Recommended procedure for breaking in new gears: After driving the first 15 to 20 miles, stop and let the differential cool before proceeding. Keep the vehicle at speeds below 60 mph for the first 100 miles. I also recommend putting at least 500 miles on the new gear set before heavy use or towing. During the first 45 miles of towing, it helps to go about 15 miles at a time before stopping to let the differential cool for 15 minutes before continuing. This is necessary because not all of the gear tooth is making contact until it is heavily loaded. When towing, the teeth flex to contact completely, and cause the previously unloaded portion of the teeth to touch and work harden. It is very easy to damage the ring & pinion by overloading before the teeth are broken-in.
...End cut and paste. While this tidbit applies to ring and pinions specifically much the same is true for most gear types. Overloading during the initial break in phase is not good for your gears, running extended break in periods does nothing. Once the gears have broke in they are broke in and no amount of directed break in procedures can change the gears from what you made them when they were actually in the break in period.
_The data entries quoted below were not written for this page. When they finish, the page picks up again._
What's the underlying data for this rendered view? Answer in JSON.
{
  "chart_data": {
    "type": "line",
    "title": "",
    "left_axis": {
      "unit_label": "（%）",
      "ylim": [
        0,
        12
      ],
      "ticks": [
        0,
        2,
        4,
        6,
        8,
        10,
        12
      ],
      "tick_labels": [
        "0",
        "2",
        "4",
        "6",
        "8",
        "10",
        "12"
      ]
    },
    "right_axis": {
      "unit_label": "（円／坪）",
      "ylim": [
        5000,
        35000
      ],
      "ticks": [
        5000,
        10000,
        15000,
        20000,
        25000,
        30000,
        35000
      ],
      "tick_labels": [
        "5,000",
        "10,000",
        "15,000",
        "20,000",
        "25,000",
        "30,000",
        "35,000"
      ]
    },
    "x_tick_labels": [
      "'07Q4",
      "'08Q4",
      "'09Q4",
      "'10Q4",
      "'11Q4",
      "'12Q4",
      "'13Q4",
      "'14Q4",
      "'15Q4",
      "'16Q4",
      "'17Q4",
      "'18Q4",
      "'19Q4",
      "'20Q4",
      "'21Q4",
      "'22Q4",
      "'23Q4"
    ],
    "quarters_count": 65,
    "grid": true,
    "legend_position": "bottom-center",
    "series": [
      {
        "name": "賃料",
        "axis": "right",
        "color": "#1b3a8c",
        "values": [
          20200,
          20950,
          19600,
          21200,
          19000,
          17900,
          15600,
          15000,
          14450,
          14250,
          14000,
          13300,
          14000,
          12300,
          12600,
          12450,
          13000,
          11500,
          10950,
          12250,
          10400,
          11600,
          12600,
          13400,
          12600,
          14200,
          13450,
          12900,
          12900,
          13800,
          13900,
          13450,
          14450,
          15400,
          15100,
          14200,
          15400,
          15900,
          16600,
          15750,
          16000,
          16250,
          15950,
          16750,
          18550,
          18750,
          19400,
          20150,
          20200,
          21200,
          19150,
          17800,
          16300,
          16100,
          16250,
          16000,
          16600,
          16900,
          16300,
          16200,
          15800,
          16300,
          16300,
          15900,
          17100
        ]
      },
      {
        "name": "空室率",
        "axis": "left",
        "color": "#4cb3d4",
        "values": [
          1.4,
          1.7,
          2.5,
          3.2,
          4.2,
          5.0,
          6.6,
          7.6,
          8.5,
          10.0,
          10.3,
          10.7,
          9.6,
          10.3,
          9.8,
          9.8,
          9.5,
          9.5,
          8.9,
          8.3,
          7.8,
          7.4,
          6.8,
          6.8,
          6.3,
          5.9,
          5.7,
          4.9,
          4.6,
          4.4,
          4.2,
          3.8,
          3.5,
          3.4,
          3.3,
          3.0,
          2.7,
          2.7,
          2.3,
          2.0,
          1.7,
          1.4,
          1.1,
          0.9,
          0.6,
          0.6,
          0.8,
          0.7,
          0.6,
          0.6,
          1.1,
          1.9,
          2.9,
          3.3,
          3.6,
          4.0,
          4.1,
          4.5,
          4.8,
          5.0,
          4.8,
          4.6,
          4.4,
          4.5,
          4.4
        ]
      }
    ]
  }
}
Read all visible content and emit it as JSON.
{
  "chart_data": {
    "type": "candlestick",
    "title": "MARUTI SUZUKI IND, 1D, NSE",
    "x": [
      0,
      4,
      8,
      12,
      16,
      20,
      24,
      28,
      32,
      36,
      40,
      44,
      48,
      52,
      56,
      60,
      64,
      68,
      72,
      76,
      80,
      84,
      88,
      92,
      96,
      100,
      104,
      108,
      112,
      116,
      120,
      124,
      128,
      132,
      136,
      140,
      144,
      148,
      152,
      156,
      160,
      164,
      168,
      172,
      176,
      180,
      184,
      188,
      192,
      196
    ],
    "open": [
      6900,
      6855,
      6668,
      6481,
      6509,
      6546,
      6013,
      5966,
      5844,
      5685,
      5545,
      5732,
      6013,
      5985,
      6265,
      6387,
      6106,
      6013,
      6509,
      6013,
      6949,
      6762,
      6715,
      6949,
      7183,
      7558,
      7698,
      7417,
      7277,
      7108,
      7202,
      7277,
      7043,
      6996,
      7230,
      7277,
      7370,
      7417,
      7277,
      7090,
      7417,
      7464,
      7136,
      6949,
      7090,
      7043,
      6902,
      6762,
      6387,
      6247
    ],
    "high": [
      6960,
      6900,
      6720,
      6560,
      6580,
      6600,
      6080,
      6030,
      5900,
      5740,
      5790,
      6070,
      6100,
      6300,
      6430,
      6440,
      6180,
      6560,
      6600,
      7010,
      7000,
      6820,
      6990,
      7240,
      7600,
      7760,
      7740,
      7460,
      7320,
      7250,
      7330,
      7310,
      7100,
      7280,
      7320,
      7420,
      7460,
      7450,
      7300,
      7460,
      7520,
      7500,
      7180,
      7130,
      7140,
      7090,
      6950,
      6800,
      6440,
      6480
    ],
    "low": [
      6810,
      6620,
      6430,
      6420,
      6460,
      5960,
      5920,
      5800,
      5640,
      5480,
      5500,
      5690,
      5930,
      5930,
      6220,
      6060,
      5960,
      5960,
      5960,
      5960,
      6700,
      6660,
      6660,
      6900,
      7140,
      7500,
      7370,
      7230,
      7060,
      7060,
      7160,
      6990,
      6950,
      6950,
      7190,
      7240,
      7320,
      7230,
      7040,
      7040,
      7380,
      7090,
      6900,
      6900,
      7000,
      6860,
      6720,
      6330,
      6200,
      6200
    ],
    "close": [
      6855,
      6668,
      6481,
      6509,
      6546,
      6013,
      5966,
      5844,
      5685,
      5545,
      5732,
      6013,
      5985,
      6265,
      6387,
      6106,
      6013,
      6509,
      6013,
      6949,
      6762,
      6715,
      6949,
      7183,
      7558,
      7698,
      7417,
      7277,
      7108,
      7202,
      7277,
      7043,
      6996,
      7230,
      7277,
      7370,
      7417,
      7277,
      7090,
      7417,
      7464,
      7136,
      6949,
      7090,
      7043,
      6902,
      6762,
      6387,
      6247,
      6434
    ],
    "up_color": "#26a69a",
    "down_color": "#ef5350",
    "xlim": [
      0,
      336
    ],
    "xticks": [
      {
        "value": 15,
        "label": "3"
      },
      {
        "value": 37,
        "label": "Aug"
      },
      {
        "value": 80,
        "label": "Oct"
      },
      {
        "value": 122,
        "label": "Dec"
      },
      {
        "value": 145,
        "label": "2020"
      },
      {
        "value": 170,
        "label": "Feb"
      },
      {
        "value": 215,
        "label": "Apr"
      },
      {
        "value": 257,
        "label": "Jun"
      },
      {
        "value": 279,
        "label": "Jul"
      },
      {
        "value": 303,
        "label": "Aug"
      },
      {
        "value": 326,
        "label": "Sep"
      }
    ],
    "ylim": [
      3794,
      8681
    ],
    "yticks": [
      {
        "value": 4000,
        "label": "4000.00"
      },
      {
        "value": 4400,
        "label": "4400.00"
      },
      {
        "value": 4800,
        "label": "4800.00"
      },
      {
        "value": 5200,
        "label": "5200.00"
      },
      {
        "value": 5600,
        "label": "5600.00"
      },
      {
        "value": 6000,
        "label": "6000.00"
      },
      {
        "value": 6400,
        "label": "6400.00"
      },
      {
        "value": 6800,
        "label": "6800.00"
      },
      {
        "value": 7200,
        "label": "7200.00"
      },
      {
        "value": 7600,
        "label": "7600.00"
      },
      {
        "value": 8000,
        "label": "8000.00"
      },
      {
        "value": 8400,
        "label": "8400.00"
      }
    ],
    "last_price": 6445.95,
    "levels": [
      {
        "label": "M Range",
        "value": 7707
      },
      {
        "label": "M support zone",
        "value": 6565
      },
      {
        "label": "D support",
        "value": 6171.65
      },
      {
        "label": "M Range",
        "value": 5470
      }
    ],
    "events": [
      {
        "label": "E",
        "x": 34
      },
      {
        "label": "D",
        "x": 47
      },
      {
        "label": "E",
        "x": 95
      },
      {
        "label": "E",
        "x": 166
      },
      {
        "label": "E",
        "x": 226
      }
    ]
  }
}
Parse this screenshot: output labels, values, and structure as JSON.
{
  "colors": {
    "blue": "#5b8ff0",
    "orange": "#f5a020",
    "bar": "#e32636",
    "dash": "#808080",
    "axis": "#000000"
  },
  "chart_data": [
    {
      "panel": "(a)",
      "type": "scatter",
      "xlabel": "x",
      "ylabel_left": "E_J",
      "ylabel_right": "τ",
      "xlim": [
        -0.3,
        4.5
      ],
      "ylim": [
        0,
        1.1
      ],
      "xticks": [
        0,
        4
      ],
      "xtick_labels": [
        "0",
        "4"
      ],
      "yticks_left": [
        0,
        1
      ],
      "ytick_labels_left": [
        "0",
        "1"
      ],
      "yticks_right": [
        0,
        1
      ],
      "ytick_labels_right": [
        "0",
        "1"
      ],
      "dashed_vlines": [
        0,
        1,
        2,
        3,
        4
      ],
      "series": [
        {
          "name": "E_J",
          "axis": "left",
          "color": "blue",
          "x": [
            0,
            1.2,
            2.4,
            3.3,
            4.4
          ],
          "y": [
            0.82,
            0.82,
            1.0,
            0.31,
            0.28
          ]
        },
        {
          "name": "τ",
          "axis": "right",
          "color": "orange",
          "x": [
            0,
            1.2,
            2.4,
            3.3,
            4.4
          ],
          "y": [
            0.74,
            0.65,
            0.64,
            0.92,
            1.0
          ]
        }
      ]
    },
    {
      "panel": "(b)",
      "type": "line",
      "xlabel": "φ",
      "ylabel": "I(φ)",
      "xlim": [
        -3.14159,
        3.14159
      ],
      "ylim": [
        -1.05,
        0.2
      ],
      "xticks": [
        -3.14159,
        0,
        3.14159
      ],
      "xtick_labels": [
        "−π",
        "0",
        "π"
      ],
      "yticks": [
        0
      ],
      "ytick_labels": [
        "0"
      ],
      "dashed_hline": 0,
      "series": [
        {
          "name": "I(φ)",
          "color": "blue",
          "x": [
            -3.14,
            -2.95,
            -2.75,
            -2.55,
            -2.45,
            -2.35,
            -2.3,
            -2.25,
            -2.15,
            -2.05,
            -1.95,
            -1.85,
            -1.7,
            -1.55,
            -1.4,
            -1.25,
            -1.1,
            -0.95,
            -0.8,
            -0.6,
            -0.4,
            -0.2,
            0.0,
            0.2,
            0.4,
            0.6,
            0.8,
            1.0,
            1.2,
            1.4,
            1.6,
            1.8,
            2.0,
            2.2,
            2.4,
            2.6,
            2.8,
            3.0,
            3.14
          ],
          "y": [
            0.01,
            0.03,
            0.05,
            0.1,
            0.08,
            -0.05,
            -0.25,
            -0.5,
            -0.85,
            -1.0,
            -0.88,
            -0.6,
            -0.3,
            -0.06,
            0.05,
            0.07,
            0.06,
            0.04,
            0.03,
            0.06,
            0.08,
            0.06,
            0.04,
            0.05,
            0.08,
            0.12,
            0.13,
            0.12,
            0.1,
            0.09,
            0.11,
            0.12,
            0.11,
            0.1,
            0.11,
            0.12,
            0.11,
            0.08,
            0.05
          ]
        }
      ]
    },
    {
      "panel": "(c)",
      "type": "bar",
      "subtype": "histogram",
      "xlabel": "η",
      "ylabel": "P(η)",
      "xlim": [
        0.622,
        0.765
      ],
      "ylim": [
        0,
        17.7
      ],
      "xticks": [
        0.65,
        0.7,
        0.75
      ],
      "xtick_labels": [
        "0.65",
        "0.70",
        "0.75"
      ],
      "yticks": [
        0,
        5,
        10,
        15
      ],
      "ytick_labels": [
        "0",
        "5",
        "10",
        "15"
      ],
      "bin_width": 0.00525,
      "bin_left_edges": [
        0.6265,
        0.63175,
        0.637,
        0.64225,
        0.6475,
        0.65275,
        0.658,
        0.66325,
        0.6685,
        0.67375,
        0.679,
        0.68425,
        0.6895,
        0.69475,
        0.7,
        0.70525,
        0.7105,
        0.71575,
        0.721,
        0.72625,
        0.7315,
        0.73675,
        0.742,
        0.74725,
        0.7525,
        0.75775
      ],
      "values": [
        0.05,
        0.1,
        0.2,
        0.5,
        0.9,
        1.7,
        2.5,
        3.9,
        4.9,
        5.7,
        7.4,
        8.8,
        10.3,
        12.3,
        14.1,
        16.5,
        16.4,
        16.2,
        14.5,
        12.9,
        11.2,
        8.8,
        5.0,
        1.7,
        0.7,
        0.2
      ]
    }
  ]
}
I'm an engineer but not the smart guys, think trains and boats, in my case boats. I have a lot of experience but its down in the dirt seeing the results of your actions (or lack thereof) experience. Break in is not something that you can get back with anything. Once you have failed to load a hard liner motor (many commercial diesels) failing to attain proper ring seal you cannot load it up after words and fix it. You have made an oil burner and must live with the results. Similarly if you over heat your gears you will at the least make yourself a whiner, how loud depends on how much damage you do. The gears will be weaker, how much weaker can only be proven out by breaking them.My mechanical know how does not approach this level. We purchased a 6100 lb trailer prior to taking delivery of the EcoDiesel. It's sitting at the RV dealership 90 miles away via southern California freeways. I will have over 500 miles on the Jeep before driving up to bring it home late next week. I've been varying speed and letting the Jeep idle for a few moments after stopping. It would be difficult to pull over every 15 miles or so for the first segment of the trip back. Would appreciate advice, including the real risk to the long term health of the Jeep by traveling that 90 miles at about 55mph. Thank you.
This always reminds me of a smoker saying that his uncle lived to be 100 so he isn't worried about smoking. Math doesn't lie however and smoking really does take years off your life on average.I have never broken in any of the diesels that I have purchased in the last decade Duramax, Mercedes or otherwise and I have towed pretty well the Max weight with most of them. I have also Spec many fleet vehicles including sprinters etc for businesses and none of these guys have ever waited to load them up and use them.